Stupidocane ha detto...

E perché mai? Siamo pur sempre nel campo delle segh... elucubrazioni puramente speculative, no?

Stupidocane ha detto...

...oppure, dato che il logaritmo in base 10 di 1.000.000 (di stelle) è 6, moltiplicato per le 7 vite dei gatti che Paolo ama tanto da' come risultato 42...

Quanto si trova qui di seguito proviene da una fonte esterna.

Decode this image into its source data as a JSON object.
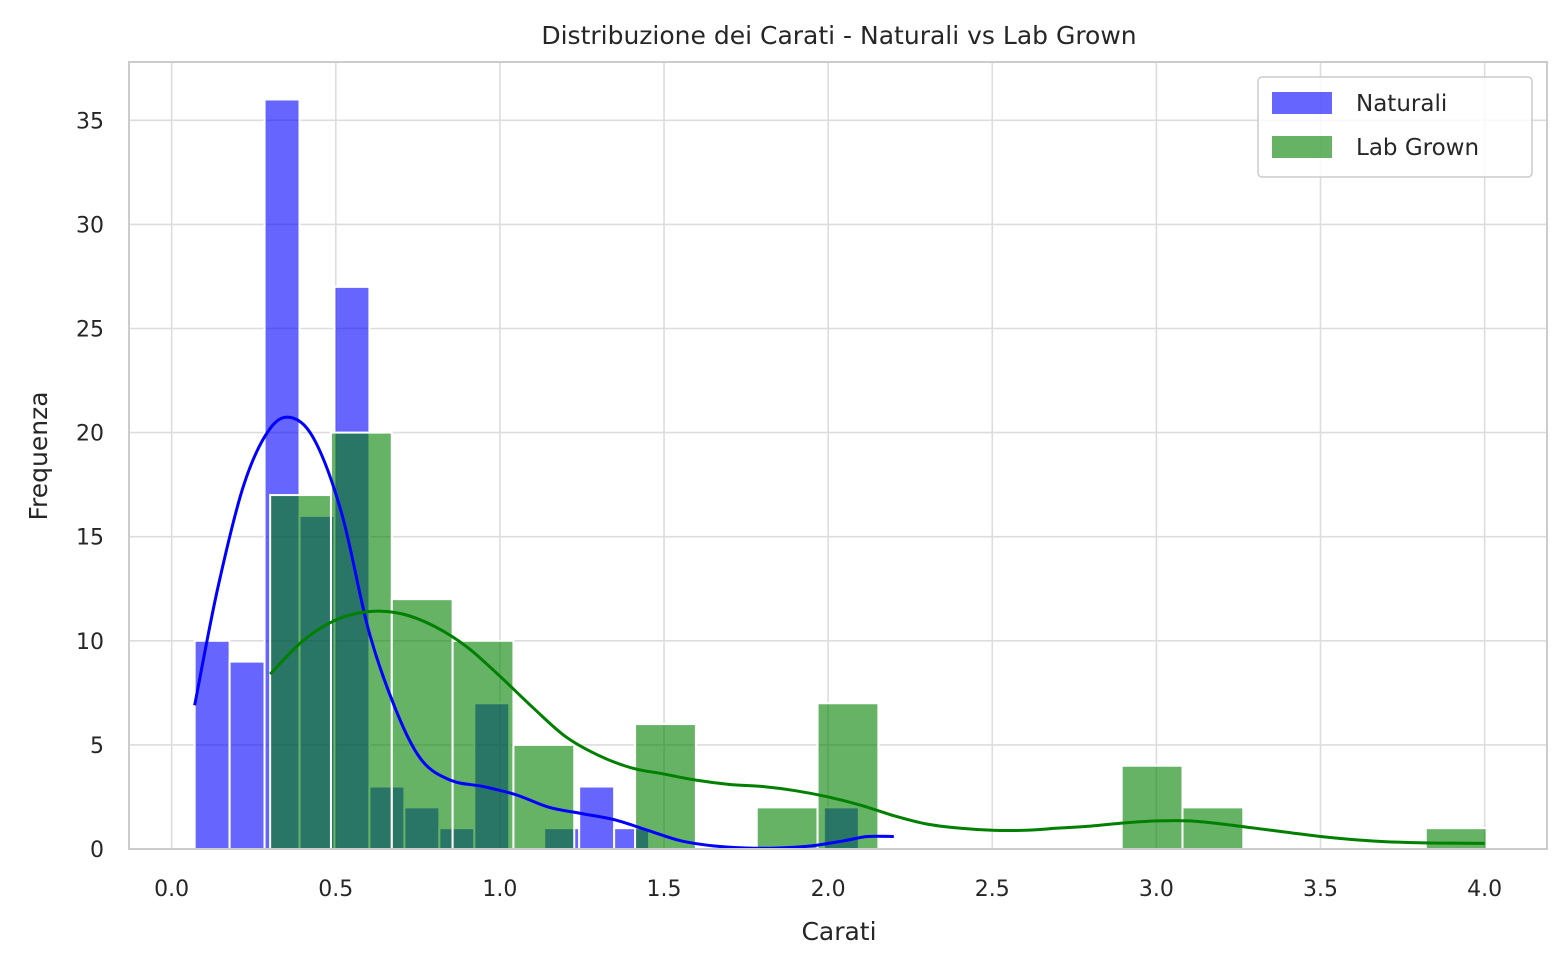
{
  "chart_data": {
    "type": "bar",
    "title": "Distribuzione dei Carati - Naturali vs Lab Grown",
    "xlabel": "Carati",
    "ylabel": "Frequenza",
    "xlim": [
      -0.13,
      4.19
    ],
    "ylim": [
      0,
      37.8
    ],
    "x_ticks": [
      0.0,
      0.5,
      1.0,
      1.5,
      2.0,
      2.5,
      3.0,
      3.5,
      4.0
    ],
    "x_tick_labels": [
      "0.0",
      "0.5",
      "1.0",
      "1.5",
      "2.0",
      "2.5",
      "3.0",
      "3.5",
      "4.0"
    ],
    "y_ticks": [
      0,
      5,
      10,
      15,
      20,
      25,
      30,
      35
    ],
    "y_tick_labels": [
      "0",
      "5",
      "10",
      "15",
      "20",
      "25",
      "30",
      "35"
    ],
    "grid": true,
    "legend_position": "top-right",
    "series": [
      {
        "name": "Naturali",
        "color": "#0000ff",
        "bin_start": 0.07,
        "bin_width": 0.1065,
        "counts": [
          10,
          9,
          36,
          16,
          27,
          3,
          2,
          1,
          7,
          0,
          1,
          3,
          1,
          0,
          0,
          0,
          0,
          0,
          2,
          0
        ],
        "kde": [
          [
            0.07,
            6.9
          ],
          [
            0.14,
            12.5
          ],
          [
            0.22,
            17.5
          ],
          [
            0.3,
            20.2
          ],
          [
            0.37,
            20.7
          ],
          [
            0.44,
            19.5
          ],
          [
            0.52,
            16.0
          ],
          [
            0.6,
            10.5
          ],
          [
            0.68,
            6.8
          ],
          [
            0.76,
            4.3
          ],
          [
            0.85,
            3.3
          ],
          [
            0.95,
            3.0
          ],
          [
            1.05,
            2.6
          ],
          [
            1.15,
            2.0
          ],
          [
            1.25,
            1.7
          ],
          [
            1.35,
            1.4
          ],
          [
            1.45,
            0.9
          ],
          [
            1.55,
            0.4
          ],
          [
            1.65,
            0.15
          ],
          [
            1.75,
            0.05
          ],
          [
            1.85,
            0.05
          ],
          [
            1.95,
            0.15
          ],
          [
            2.05,
            0.4
          ],
          [
            2.12,
            0.6
          ],
          [
            2.2,
            0.6
          ]
        ]
      },
      {
        "name": "Lab Grown",
        "color": "#008000",
        "bin_start": 0.3,
        "bin_width": 0.1853,
        "counts": [
          17,
          20,
          12,
          10,
          5,
          0,
          6,
          0,
          2,
          7,
          0,
          0,
          0,
          0,
          4,
          2,
          0,
          0,
          0,
          1
        ],
        "kde": [
          [
            0.3,
            8.4
          ],
          [
            0.4,
            10.0
          ],
          [
            0.5,
            11.0
          ],
          [
            0.6,
            11.4
          ],
          [
            0.7,
            11.3
          ],
          [
            0.8,
            10.7
          ],
          [
            0.9,
            9.7
          ],
          [
            1.0,
            8.3
          ],
          [
            1.1,
            6.8
          ],
          [
            1.2,
            5.4
          ],
          [
            1.3,
            4.5
          ],
          [
            1.4,
            3.9
          ],
          [
            1.5,
            3.6
          ],
          [
            1.6,
            3.3
          ],
          [
            1.7,
            3.1
          ],
          [
            1.8,
            3.0
          ],
          [
            1.9,
            2.8
          ],
          [
            2.0,
            2.5
          ],
          [
            2.1,
            2.1
          ],
          [
            2.2,
            1.6
          ],
          [
            2.3,
            1.2
          ],
          [
            2.4,
            1.0
          ],
          [
            2.5,
            0.9
          ],
          [
            2.6,
            0.9
          ],
          [
            2.7,
            1.0
          ],
          [
            2.8,
            1.1
          ],
          [
            2.9,
            1.25
          ],
          [
            3.0,
            1.35
          ],
          [
            3.1,
            1.35
          ],
          [
            3.2,
            1.2
          ],
          [
            3.3,
            1.0
          ],
          [
            3.4,
            0.8
          ],
          [
            3.5,
            0.6
          ],
          [
            3.6,
            0.45
          ],
          [
            3.7,
            0.35
          ],
          [
            3.8,
            0.3
          ],
          [
            3.9,
            0.28
          ],
          [
            4.0,
            0.27
          ]
        ]
      }
    ]
  }
}
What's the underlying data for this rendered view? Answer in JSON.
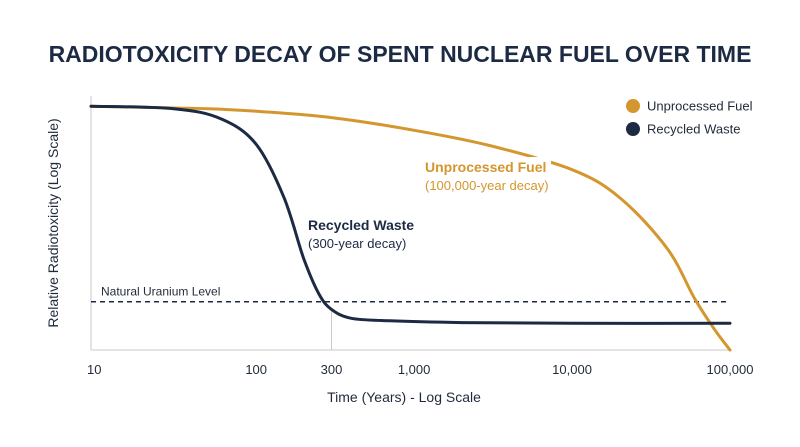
{
  "chart_data": {
    "type": "line",
    "title": "RADIOTOXICITY DECAY OF SPENT NUCLEAR FUEL OVER TIME",
    "xlabel": "Time (Years) - Log Scale",
    "ylabel": "Relative Radiotoxicity (Log Scale)",
    "x_scale": "log",
    "xlim": [
      9,
      100000
    ],
    "ylim": [
      0,
      100
    ],
    "x_ticks": [
      {
        "value": 10,
        "label": "10"
      },
      {
        "value": 100,
        "label": "100"
      },
      {
        "value": 300,
        "label": "300"
      },
      {
        "value": 1000,
        "label": "1,000"
      },
      {
        "value": 10000,
        "label": "10,000"
      },
      {
        "value": 100000,
        "label": "100,000"
      }
    ],
    "legend": {
      "position": "top-right",
      "items": [
        {
          "name": "Unprocessed Fuel",
          "color": "#d4962e"
        },
        {
          "name": "Recycled Waste",
          "color": "#1c2a44"
        }
      ]
    },
    "series": [
      {
        "name": "Unprocessed Fuel",
        "color": "#d4962e",
        "points": [
          [
            9,
            96
          ],
          [
            20,
            95.5
          ],
          [
            50,
            95
          ],
          [
            100,
            94
          ],
          [
            300,
            91.5
          ],
          [
            1000,
            86.5
          ],
          [
            3000,
            80.5
          ],
          [
            10000,
            71
          ],
          [
            20000,
            60
          ],
          [
            40000,
            40
          ],
          [
            60000,
            20
          ],
          [
            80000,
            8
          ],
          [
            100000,
            0
          ]
        ]
      },
      {
        "name": "Recycled Waste",
        "color": "#1c2a44",
        "points": [
          [
            9,
            96
          ],
          [
            30,
            95
          ],
          [
            60,
            91
          ],
          [
            100,
            81
          ],
          [
            150,
            60
          ],
          [
            200,
            36
          ],
          [
            250,
            22
          ],
          [
            300,
            16
          ],
          [
            400,
            12.5
          ],
          [
            700,
            11.5
          ],
          [
            2000,
            10.8
          ],
          [
            10000,
            10.5
          ],
          [
            100000,
            10.5
          ]
        ]
      }
    ],
    "reference_line": {
      "label": "Natural Uranium Level",
      "y": 19
    },
    "annotations": [
      {
        "series": "Recycled Waste",
        "title": "Recycled Waste",
        "subtitle": "(300-year decay)",
        "color": "#1c2a44"
      },
      {
        "series": "Unprocessed Fuel",
        "title": "Unprocessed Fuel",
        "subtitle": "(100,000-year decay)",
        "color": "#d4962e"
      }
    ],
    "marker_line_x": 300,
    "grid": false
  }
}
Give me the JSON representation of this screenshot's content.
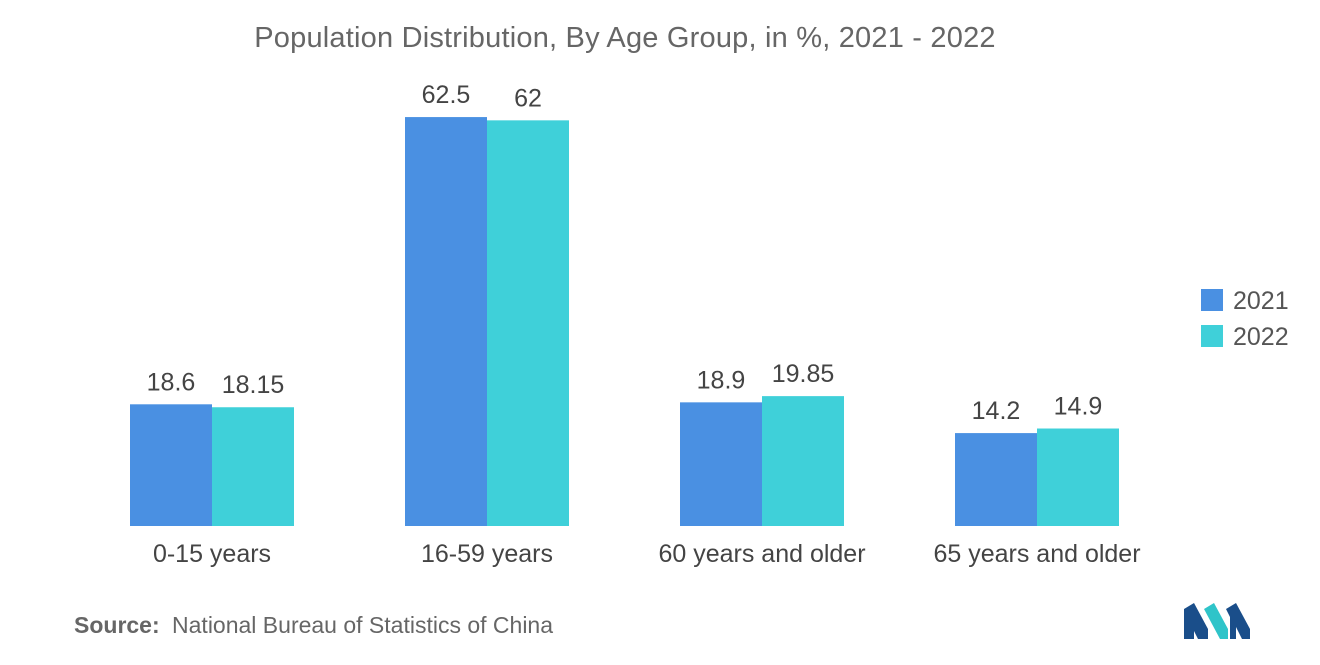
{
  "title": "Population Distribution, By Age Group, in %, 2021 - 2022",
  "source": {
    "label": "Source:",
    "text": "National Bureau of Statistics of China"
  },
  "logo": {
    "name": "mordor-intelligence-logo",
    "colors": [
      "#1a4e8a",
      "#2fc4c9"
    ]
  },
  "chart_data": {
    "type": "bar",
    "categories": [
      "0-15 years",
      "16-59 years",
      "60 years and older",
      "65 years and older"
    ],
    "series": [
      {
        "name": "2021",
        "values": [
          18.6,
          62.5,
          18.9,
          14.2
        ],
        "color": "#4a90e2"
      },
      {
        "name": "2022",
        "values": [
          18.15,
          62,
          19.85,
          14.9
        ],
        "color": "#3fd0d9"
      }
    ],
    "value_labels": [
      [
        "18.6",
        "62.5",
        "18.9",
        "14.2"
      ],
      [
        "18.15",
        "62",
        "19.85",
        "14.9"
      ]
    ],
    "ylim": [
      0,
      70
    ],
    "grid": false,
    "y_axis_visible": false,
    "legend_position": "right"
  }
}
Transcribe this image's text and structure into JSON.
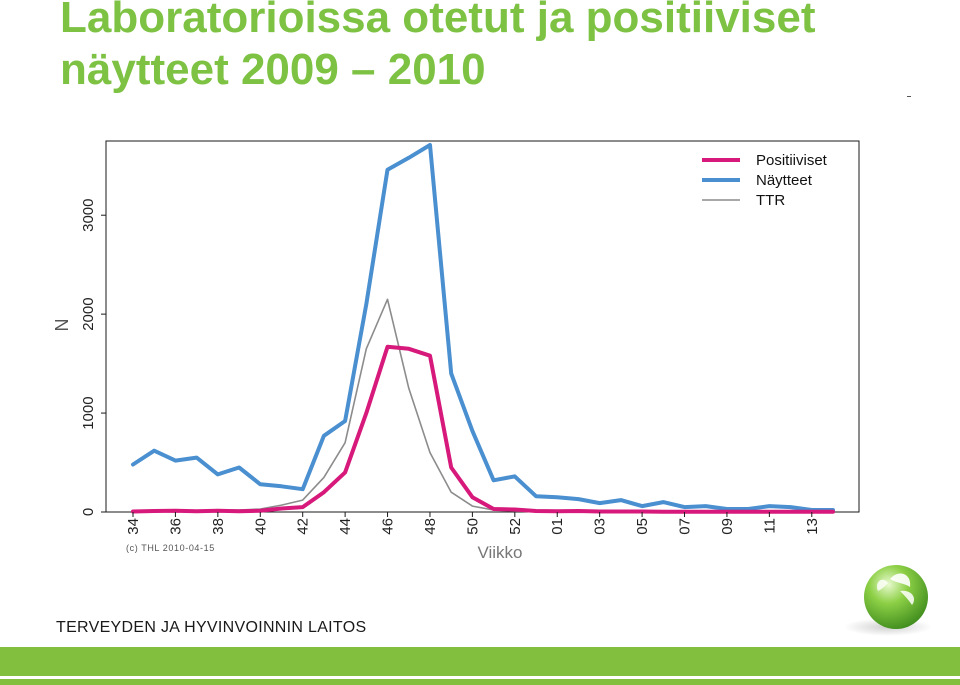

Così abbiamo la risposta sul tutto e la riprova che Paolo viene dalle stelle (ma Sorrenti già lo sapeva).

Stupidocane ha detto...

Ok, dai, visto che questo bel post langue ci penso io.

Dio.

hm?

Nessuno?

Meglio l'iPad? Eh d'altronde, ste stelle... sempre li... mai una novità...

Niebla ha detto...

senza parole

martinobri ha detto...

Provo io, và: "I cieli narrano la gloria di Dio/
e l’opera delle sue mani annunzia il firmamento"
(dal salmo 19)

martinobri ha detto...

Ma a questi chi glielo spiega?

http://theflatearthsociety.org/cms/

Michele Diodati ha detto...

Tutte le informazioni che volete su Betelgeuse: forma, dimensioni, rimpicciolimento, immagine diretta prodotta da Hubble, asimmetrie dovute (forse) a immense celle di convezione, simulazioni, atmosfera estesa circa 2,2 volte il diametro della fotosfera, e altro ancora: http://omegacentauri.info/tagged/Betelgeuse.

Mattia Paoli ha detto...

Interessante anche il blog che hai linkato.

Grazie :)

Anonimo ha detto...

Universe it may,
be as great as they say.
But it wouldn't be missed,
if it didn't exist.

masdeca ha detto...

Ogni tanto continuo a riguardare la seconda foto di questo post e mi chiedo, ma se davvero ci sono tutte queste galassie, che magari fa trent'anni si scopriranno infinite, con di conseguenza infinite possibilità... allora può essere che in questo momento ci sia un altro me che guarda la stessa foto in un altra terra sita in un'altra galassia... o perchè no, sempre nella nostra...
Ma forse sto impazzendo:p

masdeca ha detto...

E magari un altro Paolo Attivissimo che per motivi a noi ignoti può girare per conferenze senza impianti bioplasmatici mostrando l'orribile verità...
Ok, si, sono scemo:D

domi84 ha detto...

Non si vede più la seconda immagine...

Paolo Attivissimo ha detto...

Domi84,

era sparita l'immagine originale che avevo linkato.

Ne ho recuperato una copia e l'ho caricata. Grazie della segnalazione!